Über die Fastnachtsposse 2009
Von Dr. Elmar Maus

In der letzten Kampagne haben die Scheierborzeler wiederum ein überarbeitetes Boulevardstück auf die Bretter des Mainzer Staatstheaters gebracht. Dabei handelte es sich um die Farce „Der nackte Wahnsinn“ von Michael Frayn. Heidi Pohl und Peter Krawietz jr. haben das Stück überarbeitet und einen Bezug zur Mainzer Fastnacht hergestellt. Unter dem Titel „Der nackische Wahnsinn“ gewährte das Stück unter der bewährten Regie von Heidi Pohl einen amüsanten Einblick hinter die Kulissen einer Fastnachtsposse. Denn in diesem Stück wurden die Generalprobe, die Premiere und die Dernière einer Fastnachtsposse gezeigt.
Schon in der Generalprobe – der erste Akt – hatte Regisseur Otto Rickelsberger (Franz Pohl) alle Hände voll zu tun, um seine Darsteller im Zaum zu halten.

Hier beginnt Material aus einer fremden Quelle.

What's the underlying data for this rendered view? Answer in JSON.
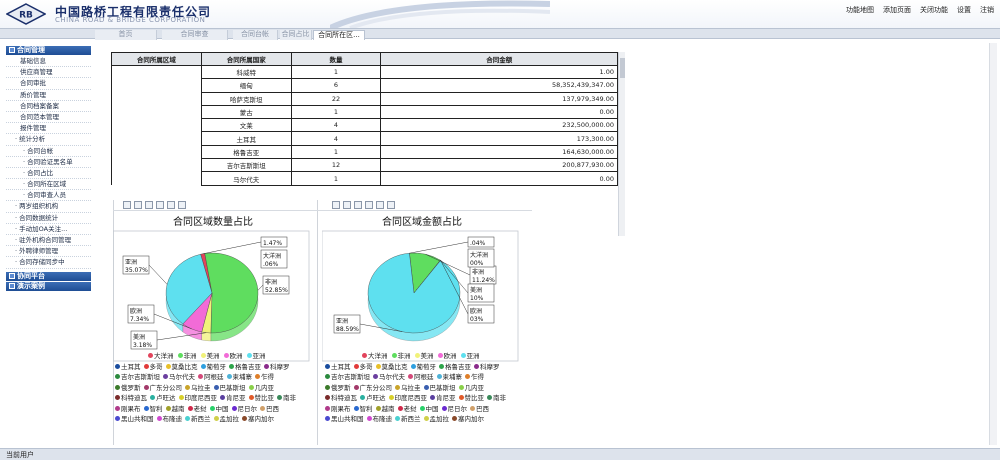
{
  "header": {
    "company_cn": "中国路桥工程有限责任公司",
    "company_en": "CHINA ROAD & BRIDGE CORPORATION",
    "logo_text": "RB",
    "links": [
      "功能地图",
      "添加页面",
      "关闭功能",
      "设置",
      "注销"
    ]
  },
  "tabs": [
    "首页",
    "合同审查",
    "合同台帐",
    "合同占比",
    "合同所在区..."
  ],
  "active_tab": 4,
  "sidebar": {
    "sections": [
      {
        "label": "合同管理",
        "expanded": true
      },
      {
        "label": "协同平台",
        "expanded": false
      },
      {
        "label": "演示案例",
        "expanded": false
      }
    ],
    "items": [
      {
        "label": "基础信息",
        "level": 1
      },
      {
        "label": "供应商管理",
        "level": 1
      },
      {
        "label": "合同审批",
        "level": 1
      },
      {
        "label": "质价管理",
        "level": 1
      },
      {
        "label": "合同档案备案",
        "level": 1
      },
      {
        "label": "合同范本管理",
        "level": 1
      },
      {
        "label": "报件管理",
        "level": 1
      },
      {
        "label": "统计分析",
        "level": 0
      },
      {
        "label": "合同台帐",
        "level": 2
      },
      {
        "label": "合同验证黑名单",
        "level": 2
      },
      {
        "label": "合同占比",
        "level": 2
      },
      {
        "label": "合同所在区域",
        "level": 2
      },
      {
        "label": "合同审查人员",
        "level": 2
      },
      {
        "label": "两岁组织机构",
        "level": 0
      },
      {
        "label": "合同数据统计",
        "level": 0
      },
      {
        "label": "手动加OA关注...",
        "level": 0
      },
      {
        "label": "驻外机构合同管理",
        "level": 0
      },
      {
        "label": "外聘律师管理",
        "level": 0
      },
      {
        "label": "合同存储同步中",
        "level": 0
      }
    ]
  },
  "table": {
    "headers": [
      "合同所属区域",
      "合同所属国家",
      "数量",
      "合同金额"
    ],
    "rows": [
      [
        "科威特",
        "1",
        "1.00"
      ],
      [
        "缅甸",
        "6",
        "58,352,439,347.00"
      ],
      [
        "哈萨克斯坦",
        "22",
        "137,979,349.00"
      ],
      [
        "蒙古",
        "1",
        "0.00"
      ],
      [
        "文莱",
        "4",
        "232,500,000.00"
      ],
      [
        "土耳其",
        "4",
        "173,300.00"
      ],
      [
        "格鲁吉亚",
        "1",
        "164,630,000.00"
      ],
      [
        "吉尔吉斯斯坦",
        "12",
        "200,877,930.00"
      ],
      [
        "马尔代夫",
        "1",
        "0.00"
      ]
    ]
  },
  "chart_data": [
    {
      "type": "pie",
      "title": "合同区域数量占比",
      "categories": [
        "大洋洲",
        "非洲",
        "美洲",
        "欧洲",
        "亚洲"
      ],
      "values": [
        1.47,
        52.85,
        3.18,
        7.34,
        35.07
      ],
      "labels": [
        "1.47%",
        "非洲 52.85%",
        "美洲 3.18%",
        "欧洲 7.34%",
        "亚洲 35.07%"
      ],
      "extra_label": "大洋洲 .06%",
      "colors": [
        "#e2445c",
        "#5fdd5f",
        "#f1f27a",
        "#f26bd7",
        "#5ee0ef"
      ]
    },
    {
      "type": "pie",
      "title": "合同区域金额占比",
      "categories": [
        "大洋洲",
        "非洲",
        "美洲",
        "欧洲",
        "亚洲"
      ],
      "values": [
        0.04,
        11.24,
        0.1,
        0.03,
        88.59
      ],
      "labels": [
        ".04%",
        "非洲 11.24%",
        "美洲 10%",
        "欧洲 03%",
        "亚洲 88.59%"
      ],
      "extra_label": "大洋洲 00%",
      "colors": [
        "#e2445c",
        "#5fdd5f",
        "#f1f27a",
        "#f26bd7",
        "#5ee0ef"
      ]
    }
  ],
  "country_legend": [
    [
      {
        "n": "土耳其",
        "c": "#1a4d9e"
      },
      {
        "n": "多哥",
        "c": "#e23b3b"
      },
      {
        "n": "莫桑比克",
        "c": "#e8c02a"
      },
      {
        "n": "葡萄牙",
        "c": "#30a0e0"
      },
      {
        "n": "格鲁吉亚",
        "c": "#2da44a"
      },
      {
        "n": "科摩罗",
        "c": "#8b2c8c"
      }
    ],
    [
      {
        "n": "吉尔吉斯斯坦",
        "c": "#2b8a3e"
      },
      {
        "n": "马尔代夫",
        "c": "#6b3fa0"
      },
      {
        "n": "阿根廷",
        "c": "#d44a7a"
      },
      {
        "n": "柬埔寨",
        "c": "#4fb3d8"
      },
      {
        "n": "乍得",
        "c": "#de7f2a"
      }
    ],
    [
      {
        "n": "俄罗斯",
        "c": "#3b7a2b"
      },
      {
        "n": "广东分公司",
        "c": "#a33a6a"
      },
      {
        "n": "乌拉圭",
        "c": "#c9a42a"
      },
      {
        "n": "巴基斯坦",
        "c": "#3a5fb0"
      },
      {
        "n": "几内亚",
        "c": "#8ad04a"
      }
    ],
    [
      {
        "n": "科特迪瓦",
        "c": "#7a2b2b"
      },
      {
        "n": "卢旺达",
        "c": "#2ab0a0"
      },
      {
        "n": "印度尼西亚",
        "c": "#d8d02a"
      },
      {
        "n": "肯尼亚",
        "c": "#5a3fa0"
      },
      {
        "n": "赞比亚",
        "c": "#e05a2a"
      },
      {
        "n": "南非",
        "c": "#3a8a5a"
      }
    ],
    [
      {
        "n": "刚果布",
        "c": "#b03a8a"
      },
      {
        "n": "智利",
        "c": "#2a6ad0"
      },
      {
        "n": "越南",
        "c": "#a0a02a"
      },
      {
        "n": "老挝",
        "c": "#d02a4a"
      },
      {
        "n": "中国",
        "c": "#2ad06a"
      },
      {
        "n": "尼日尔",
        "c": "#6a2ad0"
      },
      {
        "n": "巴西",
        "c": "#d0a06a"
      }
    ],
    [
      {
        "n": "黑山共和国",
        "c": "#4a4ad0"
      },
      {
        "n": "布隆迪",
        "c": "#d04ad0"
      },
      {
        "n": "新西兰",
        "c": "#4ad0d0"
      },
      {
        "n": "孟加拉",
        "c": "#d0d04a"
      },
      {
        "n": "塞内加尔",
        "c": "#8a4a2a"
      }
    ]
  ],
  "status_bar": "当前用户"
}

Er musste Fehler seiner Darsteller korrigieren, Streitereien schlichten und den sensiblen Hauptdarsteller (Andreas Kerz) beruhigen, der bei Stress zu Nasenbluten neigte.

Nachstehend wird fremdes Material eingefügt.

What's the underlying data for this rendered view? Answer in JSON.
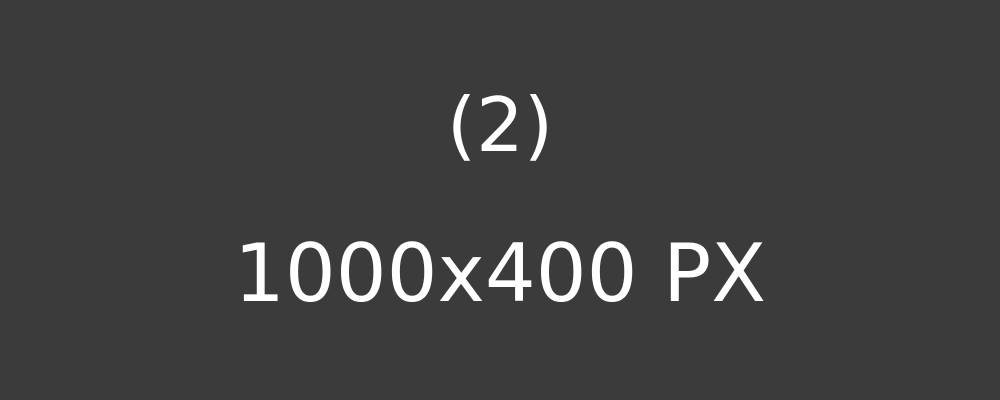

Dabei kam es auch zu gelegentlichen Wutausbrüchen des Regisseurs. Im zweiten Akt – der Premiere – steigerte sich das Chaos noch, da die Zuschauer nun das Geschehen hinter den Kulissen sehen konnten. Jetzt wurde deutlich, dass die Darsteller (Sylvia Kipper, Markus Beer, Claudia Reimers, Monika Eberle und Bernd Funke) nicht nur mit ihrem Stück Probleme hatten, sondern sich auch untereinander nicht grün waren. Neid und Eifersucht beherrschten das Ensemble. Außerdem trugen die Inspizientin (Stefanie Huff) und die Regieassistentin (Jennifer Schorr) zur allgemeinen Verwirrung bei.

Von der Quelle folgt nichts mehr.